Shuddering, I bite my tongue when he strokes my hair. “It’s for your own good. Hm? Bad girls get punished.”

I don’t have time to respond before he’s shoved me by my head. I tumble into the hole and land with a thud, eating dirt at the bottom.

He may have this power over me, but I refuse to give him the satisfaction of a response and instead curl into a ball, closing my eyes.

John makes a weird sound in his throat before saying, “Don’t forget, I’m the master of your universe. If you ever think of staying away again, this will be you.”

I flinch when something lands beside me and move away, turning my head to the wall. Of course, it’s not just time in the hole. I should have known better.

I’ve committed the ultimate sin. I dreamt of a new life free of him. He’ll never be able to forget it, knowing I was free and chose to fucking stay.

I don’t know how much time passes, but the sun is far up in the sky when I can finally take it no more, and I turn my head. The tiny bones lie at an awkward angle. Nothing remains but tufts of dark hair and the moldering remnants of fabric once covered in bright yellow ducks and green turtles.

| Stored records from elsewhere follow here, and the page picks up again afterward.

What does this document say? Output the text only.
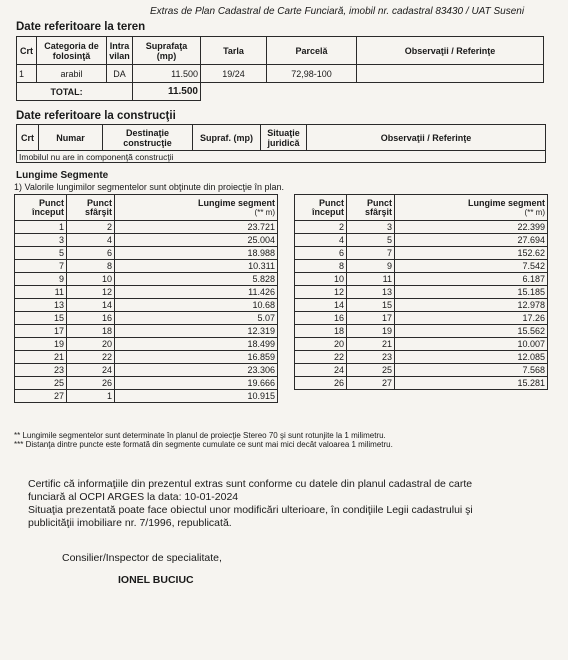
Extras de Plan Cadastral de Carte Funciară, imobil nr. cadastral 83430 / UAT Suseni
Date referitoare la teren
Crt	Categoria de folosinţă	Intra vilan	Suprafaţa (mp)	Tarla	Parcelă	Observaţii / Referinţe
1	arabil	DA	11.500	19/24	72,98-100	
	TOTAL:		11.500			
Date referitoare la construcţii
Crt	Numar	Destinaţie construcţie	Supraf. (mp)	Situaţie juridică	Observaţii / Referinţe
Imobilul nu are in componenţă construcţii
Lungime Segmente
1) Valorile lungimilor segmentelor sunt obţinute din proiecţie în plan.
Punct început	Punct sfârşit	Lungime segment
(** m)

1	2	23.721
3	4	25.004
5	6	18.988
7	8	10.311
9	10	5.828
11	12	11.426
13	14	10.68
15	16	5.07
17	18	12.319
19	20	18.499
21	22	16.859
23	24	23.306
25	26	19.666
27	1	10.915
Punct început	Punct sfârşit	Lungime segment
(** m)

2	3	22.399
4	5	27.694
6	7	152.62
8	9	7.542
10	11	6.187
12	13	15.185
14	15	12.978
16	17	17.26
18	19	15.562
20	21	10.007
22	23	12.085
24	25	7.568
26	27	15.281
** Lungimile segmentelor sunt determinate în planul de proiecţie Stereo 70 şi sunt rotunjite la 1 milimetru.
*** Distanţa dintre puncte este formată din segmente cumulate ce sunt mai mici decât valoarea 1 milimetru.
Certific că informaţiile din prezentul extras sunt conforme cu datele din planul cadastral de carte
funciară al OCPI ARGES la data: 10-01-2024
Situaţia prezentată poate face obiectul unor modificări ulterioare, în condiţiile Legii cadastrului şi
publicităţii imobiliare nr. 7/1996, republicată.
Consilier/Inspector de specialitate,
IONEL BUCIUC
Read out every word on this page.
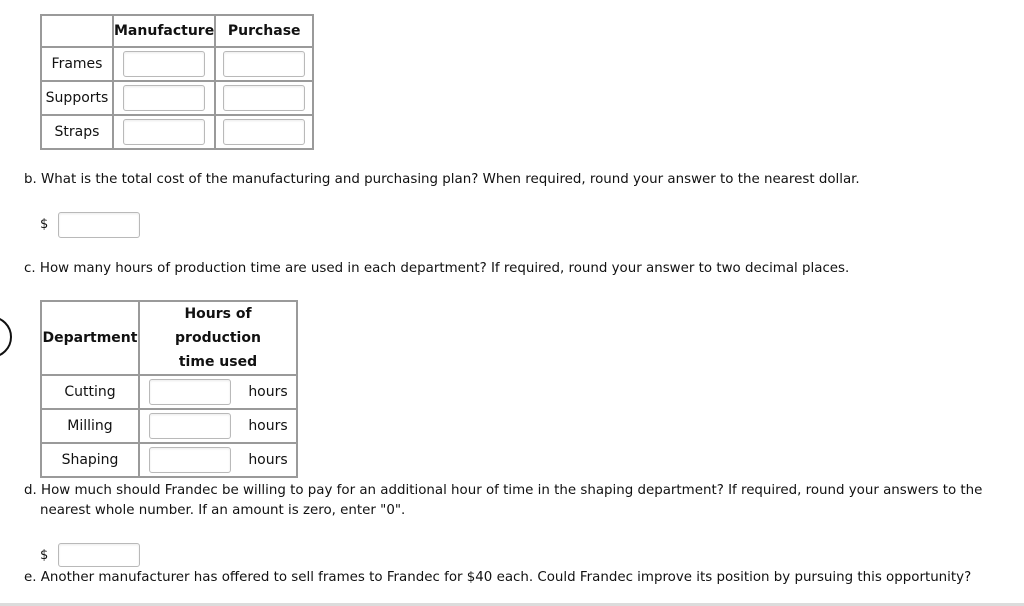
	Manufacture	Purchase
Frames	

Supports	

Straps	

b. What is the total cost of the manufacturing and purchasing plan? When required, round your answer to the nearest dollar.
$
c. How many hours of production time are used in each department? If required, round your answer to two decimal places.
Department	Hours of production
time used	

Cutting		hours
Milling		hours
Shaping		hours
d. How much should Frandec be willing to pay for an additional hour of time in the shaping department? If required, round your answers to the
nearest whole number. If an amount is zero, enter "0".
$
e. Another manufacturer has offered to sell frames to Frandec for $40 each. Could Frandec improve its position by pursuing this opportunity?
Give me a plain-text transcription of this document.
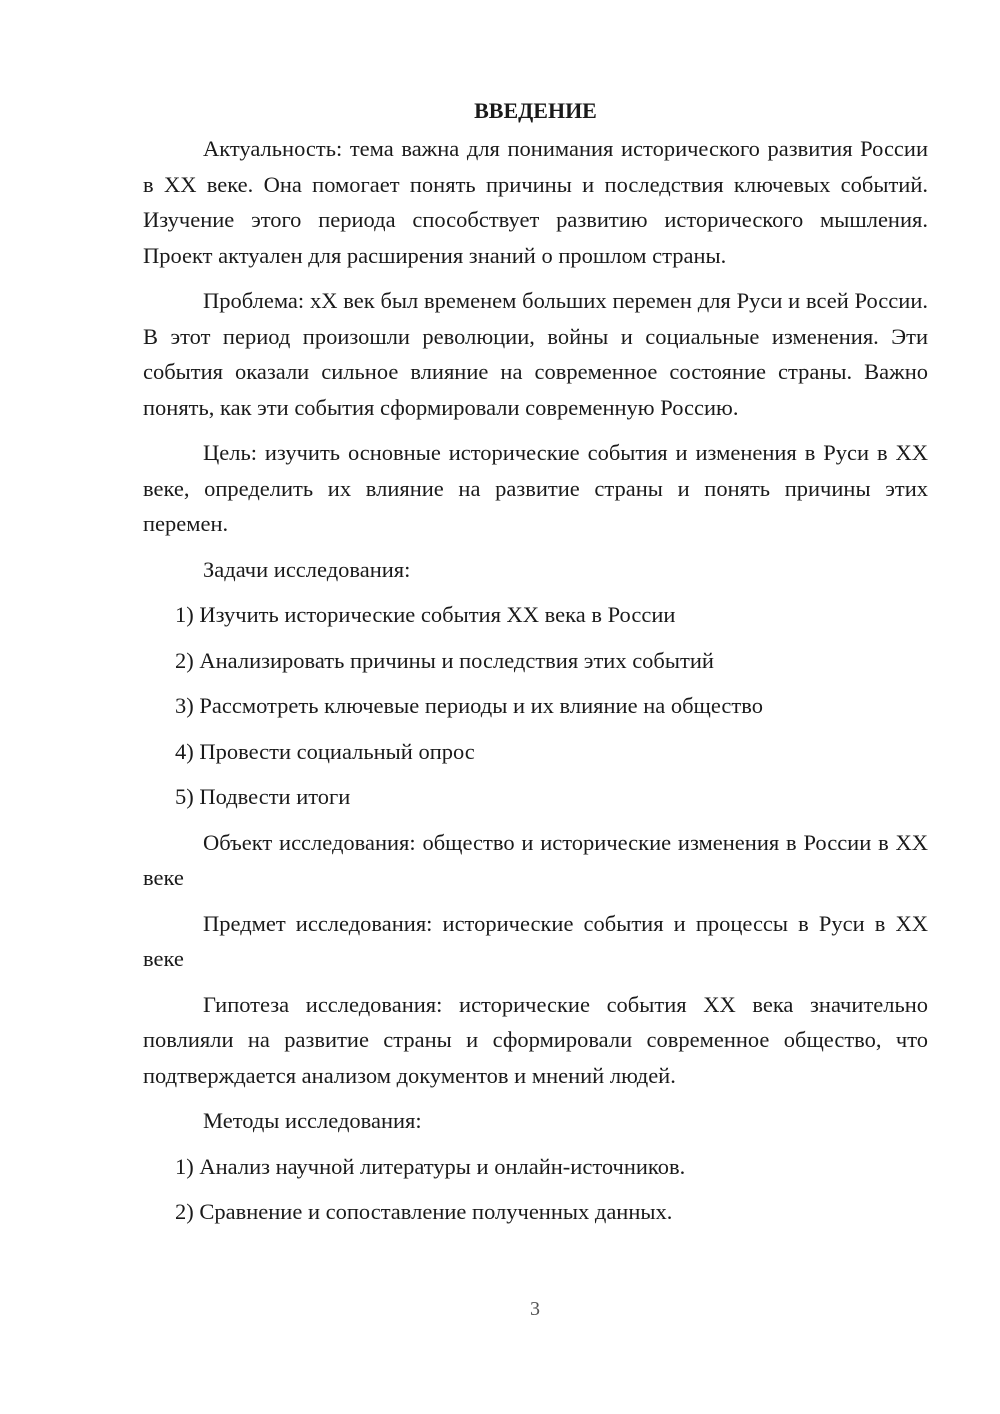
ВВЕДЕНИЕ

Актуальность: тема важна для понимания исторического развития России в XX веке. Она помогает понять причины и последствия ключевых событий. Изучение этого периода способствует развитию исторического мышления. Проект актуален для расширения знаний о прошлом страны.

Проблема: xX век был временем больших перемен для Руси и всей России. В этот период произошли революции, войны и социальные изменения. Эти события оказали сильное влияние на современное состояние страны. Важно понять, как эти события сформировали современную Россию.

Цель: изучить основные исторические события и изменения в Руси в XX веке, определить их влияние на развитие страны и понять причины этих перемен.

Задачи исследования:

1) Изучить исторические события XX века в России

2) Анализировать причины и последствия этих событий

3) Рассмотреть ключевые периоды и их влияние на общество

4) Провести социальный опрос

5) Подвести итоги

Объект исследования: общество и исторические изменения в России в XX веке

Предмет исследования: исторические события и процессы в Руси в XX веке

Гипотеза исследования: исторические события XX века значительно повлияли на развитие страны и сформировали современное общество, что подтверждается анализом документов и мнений людей.

Методы исследования:

1) Анализ научной литературы и онлайн-источников.

2) Сравнение и сопоставление полученных данных.

3
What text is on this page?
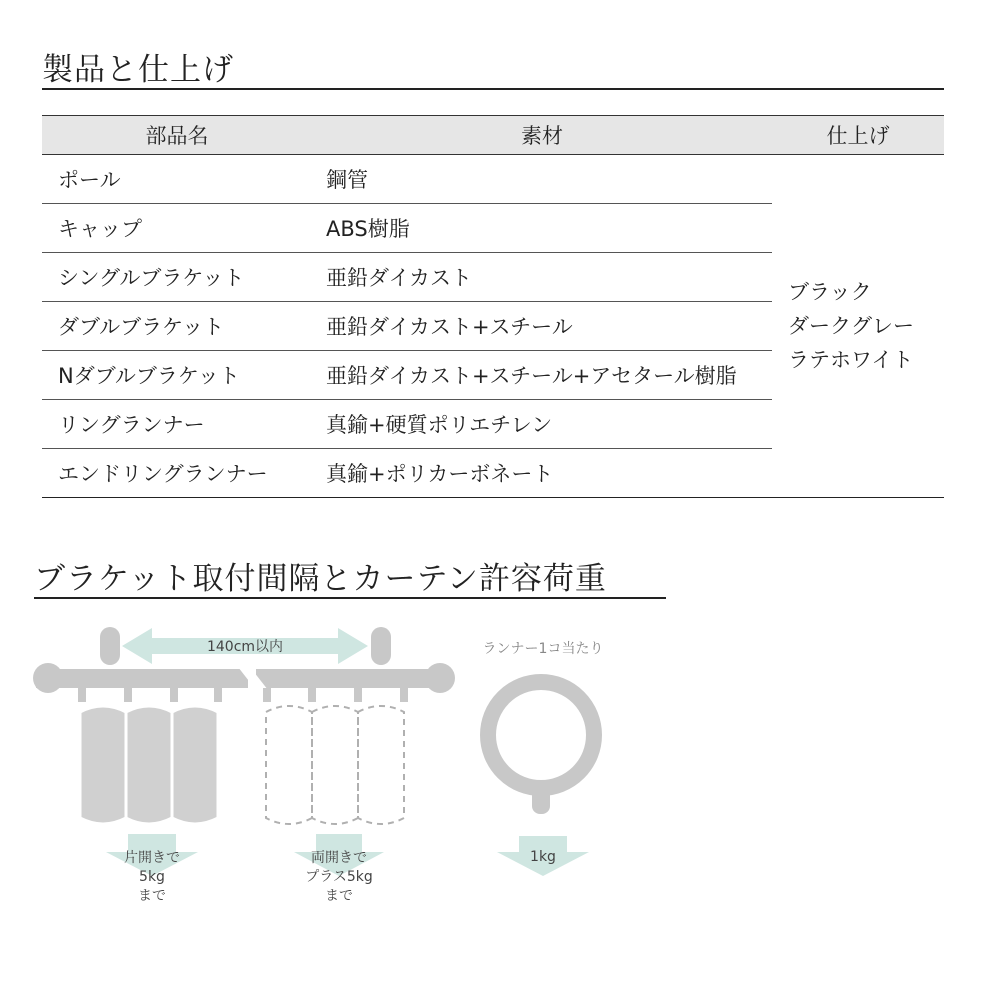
製品と仕上げ
部品名	素材	仕上げ
ポール	鋼管	ブラック
ダークグレー
ラテホワイト

キャップ	ABS樹脂	
シングルブラケット	亜鉛ダイカスト	
ダブルブラケット	亜鉛ダイカスト+スチール	
Nダブルブラケット	亜鉛ダイカスト+スチール+アセタール樹脂	
リングランナー	真鍮+硬質ポリエチレン	
エンドリングランナー	真鍮+ポリカーボネート	
ブラケット取付間隔とカーテン許容荷重
140cm以内	ランナー1コ当たり
片開きで
5kg
まで
両開きで
プラス5kg
まで
1kg
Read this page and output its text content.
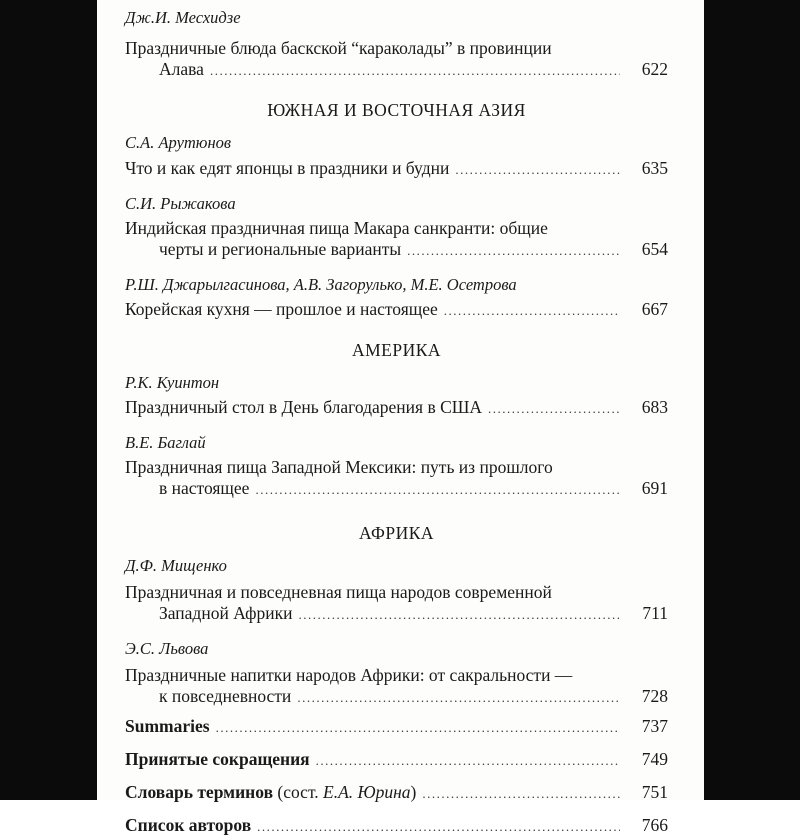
Дж.И. Месхидзе
Праздничные блюда баскской “караколады” в провинции
Алава .....	622
ЮЖНАЯ И ВОСТОЧНАЯ АЗИЯ
С.А. Арутюнов
Что и как едят японцы в праздники и будни .....	635
С.И. Рыжакова
Индийская праздничная пища Макара санкранти: общие
черты и региональные варианты .....	654
Р.Ш. Джарылгасинова, А.В. Загорулько, М.Е. Осетрова
Корейская кухня — прошлое и настоящее .....	667
АМЕРИКА
Р.К. Куинтон
Праздничный стол в День благодарения в США .....	683
В.Е. Баглай
Праздничная пища Западной Мексики: путь из прошлого
в настоящее .....	691
АФРИКА
Д.Ф. Мищенко
Праздничная и повседневная пища народов современной
Западной Африки .....	711
Э.С. Львова
Праздничные напитки народов Африки: от сакральности —
к повседневности .....	728
Summaries .....	737
Принятые сокращения .....	749
Словарь терминов (сост. Е.А. Юрина) .....	751
Список авторов .....	766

Doesn’t matter. I know exactly what I’m looking at. The air in my lungs seizes, and I open my mouth to scream, but nothing emerges.

I failed. I failed him.

My head spins, and I close my eyes as something cracks in my chest before falling away into nothing. It’s always been my curse.

I ruin things. Me.

And I fucking hate myself for it.

Chapter Twenty-Four

John leaves me in the hole for a day. I only know because I see the sun rise into the sky and descend before he appears.

During that time, I stare into nothing. My head is fuzzy, my mouth dry. But more than anything, whatever was pushing in my veins, pushing me to keep going, it’s gone.

So, when John stands over the pit and looks down at me with his pale eyes, I stare back blankly. I don’t care what he does. I don’t care what’s next. Live. Die. Exist in this hole for an eternity. It’s meaningless.

“Come, you need your medicine, hm?”

When I don’t move, he tuts, leaning over the hole and tossing a rope inside. “Let’s go.”

I hear him, but it’s thick and distorted, like he’s speaking through a toy. When I merely blink, his mouth tightens. “Grab the rope, Iris.”